You have certain limit in Roth IRA contribution and it will not be sufficient to manage your retirement, with the Roth IRA growth alone. You have to save and invest as much as possible. There are people who save 70% of their income and invest.
For every investment liquidity is a major factor. The invested money should be available to you in case you need it. Roth IRA locks the money.
To answer your second question, tax advantaged vs tax non-advantaged: If they both offer same returns, then definitely tax-advantaged is better than non-tax advantaged. So, you need to see, if you have got limited money to invest, tax-advantaged by default offers more benefits compared to tax non-advantaged.
It mostly comes down to when you want to be able to use the invested money and whether you're hitting the (relatively low) contribution limits.
The tax-advantaged accounts can only be used for retirement unless you want to pay a fortune to the IRS in penalties (which would, of course, defeat the purpose of using a tax-advantaged account, since you'd end up paying more tax rather than less.) Thus, if you want to have funds available before you retire, then you'd want to put them in a normal investment account rather than a tax advantaged retirement account.
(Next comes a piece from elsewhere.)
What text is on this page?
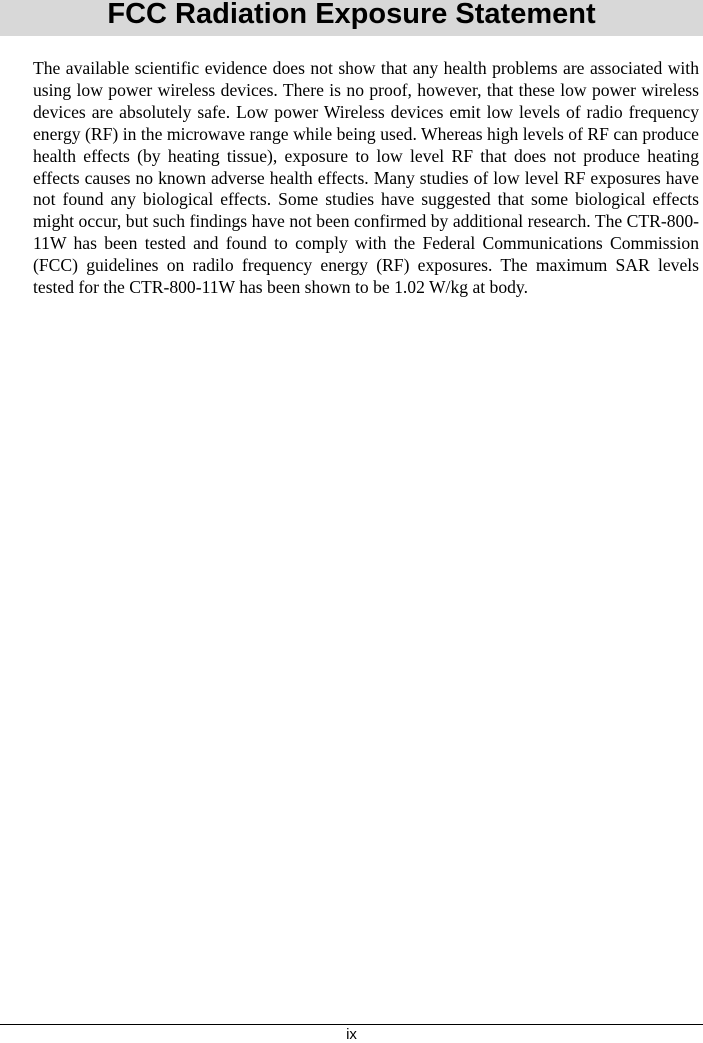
FCC Radiation Exposure Statement

The available scientific evidence does not show that any health problems are associated with using low power wireless devices. There is no proof, however, that these low power wireless devices are absolutely safe. Low power Wireless devices emit low levels of radio frequency energy (RF) in the microwave range while being used. Whereas high levels of RF can produce health effects (by heating tissue), exposure to low level RF that does not produce heating effects causes no known adverse health effects. Many studies of low level RF exposures have not found any biological effects. Some studies have suggested that some biological effects might occur, but such findings have not been confirmed by additional research. The CTR-800-11W has been tested and found to comply with the Federal Communications Commission (FCC) guidelines on radilo frequency energy (RF) exposures. The maximum SAR levels tested for the CTR-800-11W has been shown to be 1.02 W/kg at body.

ix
For most people, it's really best to have both. The retirement accounts are clearly better for money you want to save until retirement, but it's best to also have separate investment accounts to use for funds you might want to access before retirement. Whether it's saving up for some particular purchase (such as a vehicle, major home renovation project, etc.) or just having an emergency fund around in case something comes up where you need the funds, there are lots of reasons that people want to invest money in such a manner that it's accessible prior to retirement. Non-tax-advantaged investment accounts are one of the best ways to do that, as they will typically generate much higher returns over time than things like bonds or money market accounts (or, especially, bank savings or checking accounts.)